İstanbul’da Kapalıçarşı’nın tonozlu kemerlerinin arkasında, bitmeyen pazarlıkların ve kalabalıkların üzerinde başka bir ticaret sessiz sedasız sürüyor. Loş koridorlarda bazı adamlar ellerinde deste deste dolarla bazı odalara girip çıkıyor. Gölgelerin arasında konuşan bir tacir günde milyonlarca dolarlık alım satım yaptığını, bunun büyük bölümünü “stablecoin” olarak bilinen stabil kripto paralarla gerçekleştirdiğini söylüyor. Stabil kriptoların değeri başka varlıklara, genellikle de Amerikan dolarına göre sabitleniyor. Bu stabil kriptolar genel olarak nakitle veya devlet tahvilleriyle destekleniyor ve halka açık blokzincirler üzerinden işliyor. Bitcoin’in aksine değerleri pek dalgalanmıyor. En yaygın stabil kripto para olan Tether her zaman 1 doların birkaç sent altında. Stabil kriptolar genellikle başka kripto paraların alım satımında kullanılıyor ve daha değişken dijital varlıklar arasında sağlam bir köprü kuruyor. Veri firması Chainalysis’e göre geçen yıl stabil kriptolar üzerinden yapılan alım satım, ödeme ve transfer miktarı 27.6 trilyon doları buldu. Bu rakam halka açık blokzincirlerdeki toplam değerin beşte ikisi ediyor. 2020 yılında bu oran beşte birdi.
Stabil kripto paralar, fiyatı bir kripto para birimine, itibari paraya (dolar) veya borsada işlem gören emtialara sabitlenmek üzere tasarlanan kripto para birimleri olarak biliniyor. Alım satım arasında herhangi bir makas bulunmaması cazibesini artıran bir etken.

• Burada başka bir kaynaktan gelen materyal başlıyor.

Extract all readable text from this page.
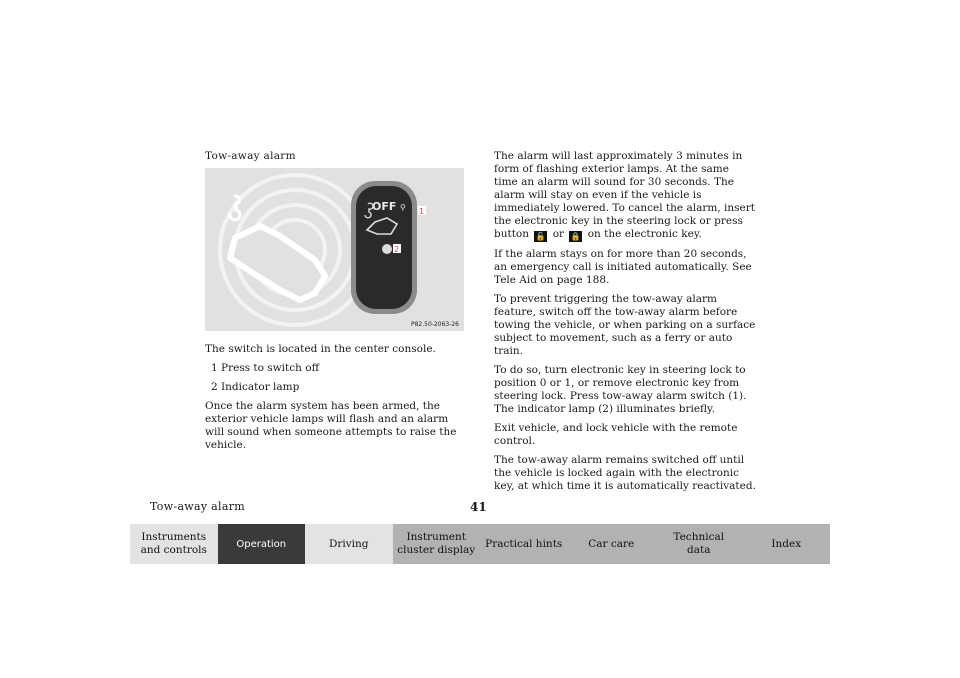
Tow-away alarm
OFF ⚲ 1
2
P82.50-2063-26

The switch is located in the center console.

1 Press to switch off
2 Indicator lamp

Once the alarm system has been armed, the exterior vehicle lamps will flash and an alarm will sound when someone attempts to raise the vehicle.

The alarm will last approximately 3 minutes in form of flashing exterior lamps. At the same time an alarm will sound for 30 seconds. The alarm will stay on even if the vehicle is immediately lowered. To cancel the alarm, insert the electronic key in the steering lock or press button 🔓 or 🔒 on the electronic key.

If the alarm stays on for more than 20 seconds, an emergency call is initiated automatically. See Tele Aid on page 188.

To prevent triggering the tow-away alarm feature, switch off the tow-away alarm before towing the vehicle, or when parking on a surface subject to movement, such as a ferry or auto train.

To do so, turn electronic key in steering lock to position 0 or 1, or remove electronic key from steering lock. Press tow-away alarm switch (1). The indicator lamp (2) illuminates briefly.

Exit vehicle, and lock vehicle with the remote control.

The tow-away alarm remains switched off until the vehicle is locked again with the electronic key, at which time it is automatically reactivated.

Tow-away alarm	41
Instruments
and controls	Operation	Driving
Instrument
cluster display
Practical hints Car care
Technical
data
Index
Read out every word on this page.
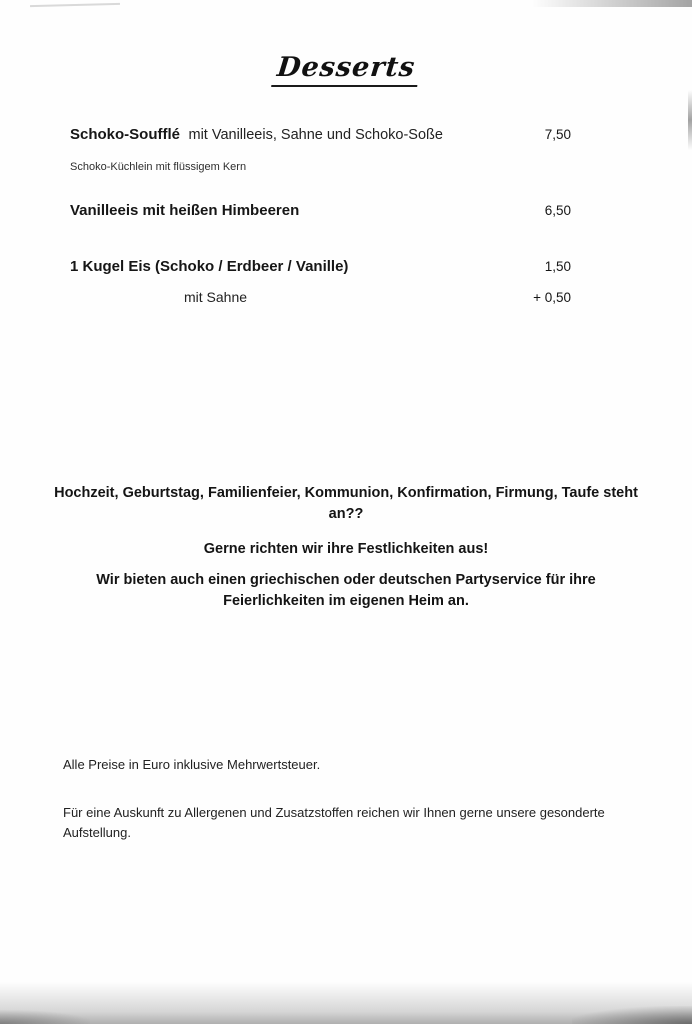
Desserts
Schoko-Soufflé mit Vanilleeis, Sahne und Schoko-Soße	7,50
Schoko-Küchlein mit flüssigem Kern
Vanilleeis mit heißen Himbeeren	6,50
1 Kugel Eis (Schoko / Erdbeer / Vanille)	1,50
mit Sahne	+ 0,50
Hochzeit, Geburtstag, Familienfeier, Kommunion, Konfirmation, Firmung, Taufe steht an??
Gerne richten wir ihre Festlichkeiten aus!
Wir bieten auch einen griechischen oder deutschen Partyservice für ihre Feierlichkeiten im eigenen Heim an.
Alle Preise in Euro inklusive Mehrwertsteuer.
Für eine Auskunft zu Allergenen und Zusatzstoffen reichen wir Ihnen gerne unsere gesonderte Aufstellung.
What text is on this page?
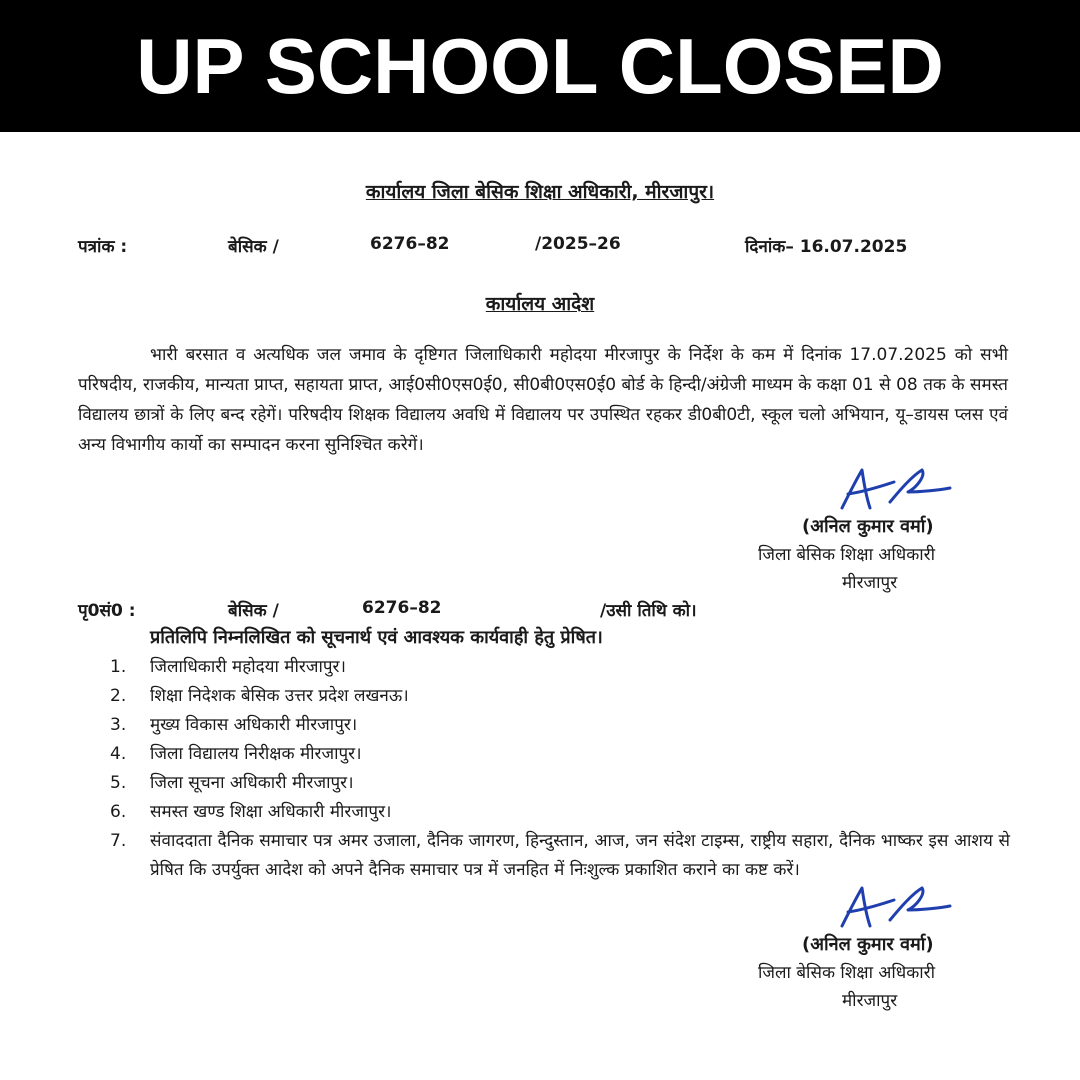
UP SCHOOL CLOSED
कार्यालय जिला बेसिक शिक्षा अधिकारी, मीरजापुर।
पत्रांक :	बेसिक /	6276–82	/2025–26	दिनांक– 16.07.2025
कार्यालय आदेश
भारी बरसात व अत्यधिक जल जमाव के दृष्टिगत जिलाधिकारी महोदया मीरजापुर के निर्देश के कम में दिनांक 17.07.2025 को सभी परिषदीय, राजकीय, मान्यता प्राप्त, सहायता प्राप्त, आई0सी0एस0ई0, सी0बी0एस0ई0 बोर्ड के हिन्दी/अंग्रेजी माध्यम के कक्षा 01 से 08 तक के समस्त विद्यालय छात्रों के लिए बन्द रहेगें। परिषदीय शिक्षक विद्यालय अवधि में विद्यालय पर उपस्थित रहकर डी0बी0टी, स्कूल चलो अभियान, यू–डायस प्लस एवं अन्य विभागीय कार्यो का सम्पादन करना सुनिश्चित करेगें।
(अनिल कुमार वर्मा)
जिला बेसिक शिक्षा अधिकारी
मीरजापुर
पृ0सं0 :	बेसिक /	6276–82	/उसी तिथि को।
प्रतिलिपि निम्नलिखित को सूचनार्थ एवं आवश्यक कार्यवाही हेतु प्रेषित।
1.	जिलाधिकारी महोदया मीरजापुर।
2.	शिक्षा निदेशक बेसिक उत्तर प्रदेश लखनऊ।
3.	मुख्य विकास अधिकारी मीरजापुर।
4.	जिला विद्यालय निरीक्षक मीरजापुर।
5.	जिला सूचना अधिकारी मीरजापुर।
6.	समस्त खण्ड शिक्षा अधिकारी मीरजापुर।
7.	संवाददाता दैनिक समाचार पत्र अमर उजाला, दैनिक जागरण, हिन्दुस्तान, आज, जन संदेश टाइम्स, राष्ट्रीय सहारा, दैनिक भाष्कर इस आशय से प्रेषित कि उपर्युक्त आदेश को अपने दैनिक समाचार पत्र में जनहित में निःशुल्क प्रकाशित कराने का कष्ट करें।
(अनिल कुमार वर्मा)
जिला बेसिक शिक्षा अधिकारी
मीरजापुर
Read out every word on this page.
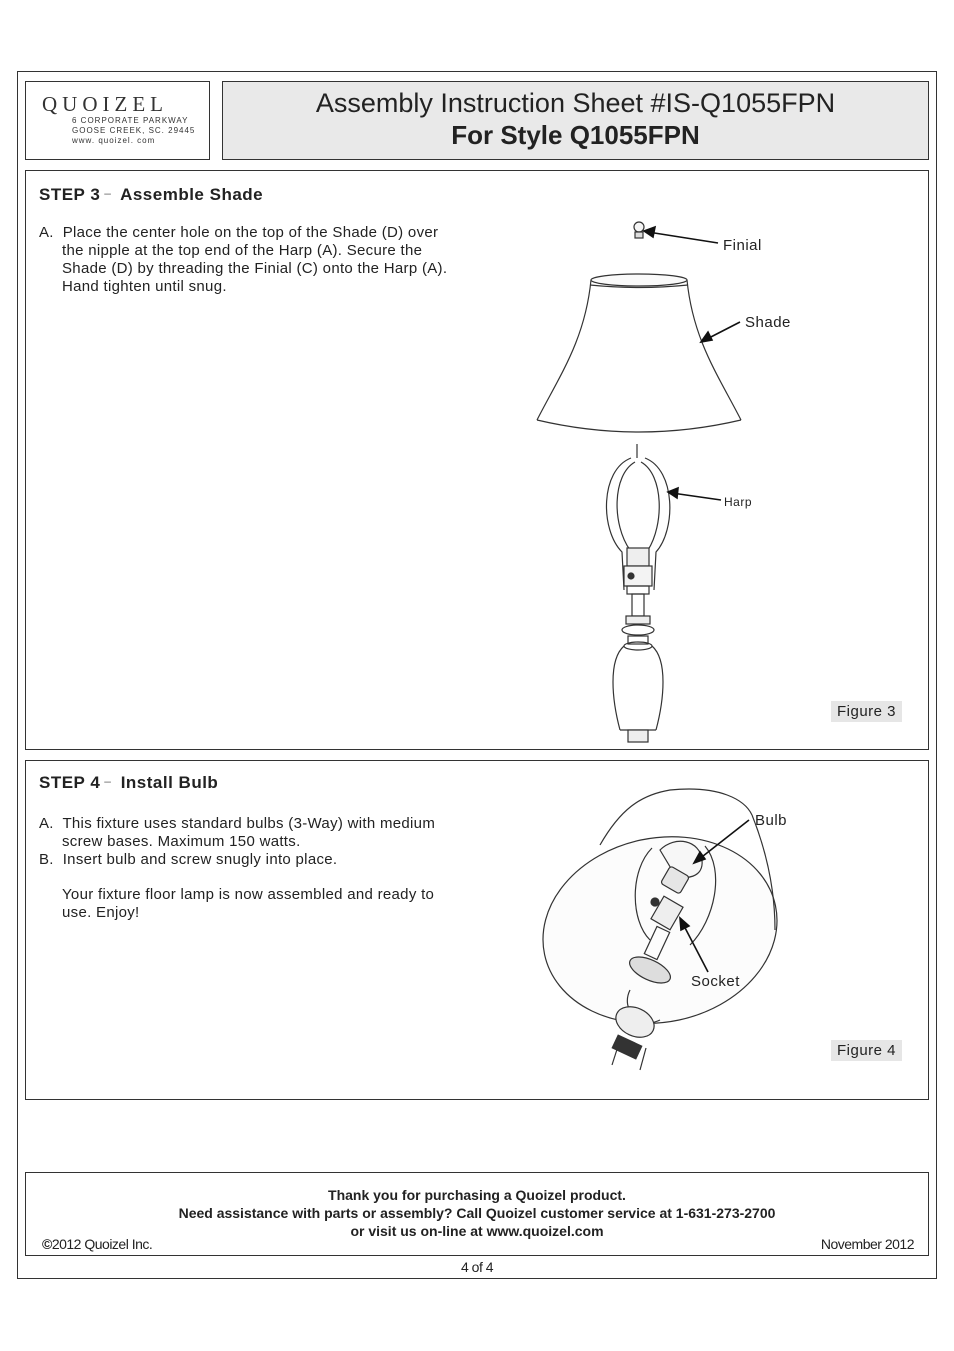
QUOIZEL
6 CORPORATE PARKWAY
GOOSE CREEK, SC. 29445
www. quoizel. com
Assembly Instruction Sheet #IS-Q1055FPN
For Style Q1055FPN
STEP 3 – Assemble Shade
A. Place the center hole on the top of the Shade (D) over
the nipple at the top end of the Harp (A). Secure the
Shade (D) by threading the Finial (C) onto the Harp (A).
Hand tighten until snug.
Figure 3
Finial
Shade
Harp
STEP 4 – Install Bulb
A. This fixture uses standard bulbs (3-Way) with medium
screw bases. Maximum 150 watts.
B. Insert bulb and screw snugly into place.
Your fixture floor lamp is now assembled and ready to
use. Enjoy!
Figure 4
Bulb
Socket
Thank you for purchasing a Quoizel product.
Need assistance with parts or assembly? Call Quoizel customer service at 1-631-273-2700
or visit us on-line at www.quoizel.com
©2012 Quoizel Inc.	November 2012
4 of 4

Enflasyon ortamında tasarruf için kullanılıyor
Konuştuğumuz Türk tacir Kapalıçarşı esnafının en hızlı seçenek bu olduğu için tedarikçilere kripto parayla ödeme yaptığını söylüyor. Tasarrufların enflasyon yüzünden eridiği ve doların az bulunduğu ülkelerde tasarruf aracı olarak rağbet görmeye başladılar. Kripto start-up’larına yatırım yapan Castle Island Ventures ile ödeme devi Visa’nın Türkiye ve gelişmekte olan dört ülkedeki stabil kripto para sahipleri üzerinde yaptığı araştırma, katılımcıların neredeyse yarısının bu kriptoları tasarruf amacıyla kullandığını gösteriyor.